Wmo-raden zijn met afstand de belangrijkste maatschappelijke gesprekspartner van de gemeente bij de ontwikkeling van Wmo-beleid. Dat blijkt uit het rapport Lokaal Betrokken van het Verwey-Jonker instituut.
Dominante positie
Het rapport is opgesteld na onderzoek in acht gemeenten in combinatie met een analyse van ruim 80 rapporten van gemeentelijke rekenkamers. In de meeste gemeenten nemen de Wmo-raden een dominante positie in de adviesstructuur in, aldus het onderzoek van Verwey-Jonker.

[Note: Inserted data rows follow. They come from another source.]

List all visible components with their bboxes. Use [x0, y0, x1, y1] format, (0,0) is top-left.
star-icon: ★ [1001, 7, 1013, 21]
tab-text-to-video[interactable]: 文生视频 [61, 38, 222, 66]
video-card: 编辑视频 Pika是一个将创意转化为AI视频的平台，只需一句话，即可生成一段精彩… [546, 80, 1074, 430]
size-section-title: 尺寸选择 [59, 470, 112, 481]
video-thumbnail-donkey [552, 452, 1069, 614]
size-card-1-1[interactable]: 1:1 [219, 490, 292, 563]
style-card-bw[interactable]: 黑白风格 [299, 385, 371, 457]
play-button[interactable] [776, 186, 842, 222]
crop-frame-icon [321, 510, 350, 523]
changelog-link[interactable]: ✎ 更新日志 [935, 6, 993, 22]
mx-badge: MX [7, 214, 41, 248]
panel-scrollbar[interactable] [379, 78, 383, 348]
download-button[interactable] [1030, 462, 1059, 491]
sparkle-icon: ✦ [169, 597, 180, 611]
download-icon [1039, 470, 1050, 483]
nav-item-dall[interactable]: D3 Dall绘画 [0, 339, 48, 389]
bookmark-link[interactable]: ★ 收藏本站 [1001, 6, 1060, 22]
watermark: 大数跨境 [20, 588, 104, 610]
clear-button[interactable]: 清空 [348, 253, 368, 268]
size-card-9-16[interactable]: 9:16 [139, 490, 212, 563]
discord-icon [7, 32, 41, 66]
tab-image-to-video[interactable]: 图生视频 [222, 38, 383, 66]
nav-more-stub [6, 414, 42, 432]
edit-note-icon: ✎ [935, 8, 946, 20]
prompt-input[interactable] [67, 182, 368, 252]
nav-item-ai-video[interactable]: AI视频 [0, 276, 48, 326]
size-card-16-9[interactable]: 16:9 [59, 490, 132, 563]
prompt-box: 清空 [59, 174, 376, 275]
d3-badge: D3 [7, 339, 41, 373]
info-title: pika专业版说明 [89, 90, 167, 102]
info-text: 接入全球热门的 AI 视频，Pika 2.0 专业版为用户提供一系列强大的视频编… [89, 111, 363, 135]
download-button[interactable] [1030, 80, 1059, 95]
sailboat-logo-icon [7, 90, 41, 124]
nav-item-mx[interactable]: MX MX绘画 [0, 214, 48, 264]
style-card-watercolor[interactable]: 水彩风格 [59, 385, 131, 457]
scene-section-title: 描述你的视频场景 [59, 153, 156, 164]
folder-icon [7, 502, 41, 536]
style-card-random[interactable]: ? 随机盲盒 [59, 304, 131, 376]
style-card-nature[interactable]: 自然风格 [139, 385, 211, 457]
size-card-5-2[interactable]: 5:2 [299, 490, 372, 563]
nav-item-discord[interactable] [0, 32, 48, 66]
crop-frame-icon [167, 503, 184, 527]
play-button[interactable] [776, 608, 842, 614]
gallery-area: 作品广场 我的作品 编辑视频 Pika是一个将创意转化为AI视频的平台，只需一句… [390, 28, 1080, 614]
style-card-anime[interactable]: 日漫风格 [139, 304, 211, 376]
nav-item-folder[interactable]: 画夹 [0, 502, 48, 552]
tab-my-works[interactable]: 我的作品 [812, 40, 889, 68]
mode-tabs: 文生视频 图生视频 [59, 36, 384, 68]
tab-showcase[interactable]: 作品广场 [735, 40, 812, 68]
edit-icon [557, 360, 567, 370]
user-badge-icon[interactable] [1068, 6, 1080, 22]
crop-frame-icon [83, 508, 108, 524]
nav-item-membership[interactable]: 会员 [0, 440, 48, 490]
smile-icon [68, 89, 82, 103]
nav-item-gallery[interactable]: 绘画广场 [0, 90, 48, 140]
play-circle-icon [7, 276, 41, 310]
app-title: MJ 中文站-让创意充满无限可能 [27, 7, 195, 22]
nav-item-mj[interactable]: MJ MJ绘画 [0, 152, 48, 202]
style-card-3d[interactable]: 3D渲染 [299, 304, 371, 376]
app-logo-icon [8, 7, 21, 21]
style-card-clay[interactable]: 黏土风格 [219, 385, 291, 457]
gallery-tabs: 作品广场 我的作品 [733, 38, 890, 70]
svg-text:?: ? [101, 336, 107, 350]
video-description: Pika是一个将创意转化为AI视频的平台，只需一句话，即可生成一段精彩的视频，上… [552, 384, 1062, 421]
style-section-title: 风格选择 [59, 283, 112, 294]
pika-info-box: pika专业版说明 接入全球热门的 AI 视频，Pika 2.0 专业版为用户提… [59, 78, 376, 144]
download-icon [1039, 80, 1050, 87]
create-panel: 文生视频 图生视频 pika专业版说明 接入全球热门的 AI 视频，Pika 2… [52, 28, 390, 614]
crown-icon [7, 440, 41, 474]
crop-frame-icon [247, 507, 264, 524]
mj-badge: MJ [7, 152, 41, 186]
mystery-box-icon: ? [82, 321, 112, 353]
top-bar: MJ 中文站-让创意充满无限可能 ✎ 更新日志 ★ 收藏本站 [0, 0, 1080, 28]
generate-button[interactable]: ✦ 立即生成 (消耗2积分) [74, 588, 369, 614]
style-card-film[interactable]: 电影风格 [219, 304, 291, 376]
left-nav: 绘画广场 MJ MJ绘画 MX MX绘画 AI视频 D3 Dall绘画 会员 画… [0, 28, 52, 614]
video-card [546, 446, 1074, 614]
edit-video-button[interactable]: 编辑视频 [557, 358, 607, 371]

In de raden zijn ouderen, mensen met een fysieke beperking, mantelzorgers, chronisch zieken en vrijwilligers goed vertegenwoordigd. Belangenverenigingen spelen ook een rol, maar wel voornamelijk wanneer ze zitting hebben in de Wmo-raad. Volgens het onderzoek zijn Wmo-raden steeds vaker een adviesorgaan en treden ze steeds minder vaak op als co-producent van beleid
Moeilijk te bereiken
Opvallend is dat groepen die sowieso al moeilijk te bereiken zijn voor gemeenten, zoals psychiatrische patiënten, ook in de Wmo-raden niet vaak vertegenwoordigd zijn. Zij zijn daardoor niet betrokken bij de beleidsvorming. Gemeenten vinden het moeilijk om zicht op deze groepen te krijgen. Veel gemeenten voldoen ook niet aan de wettelijke eis om in het beleidsplan aan te geven hoe zij deze groepen bij de beleidsvorming hebben betrokken.
Lees hier het volledige artikel.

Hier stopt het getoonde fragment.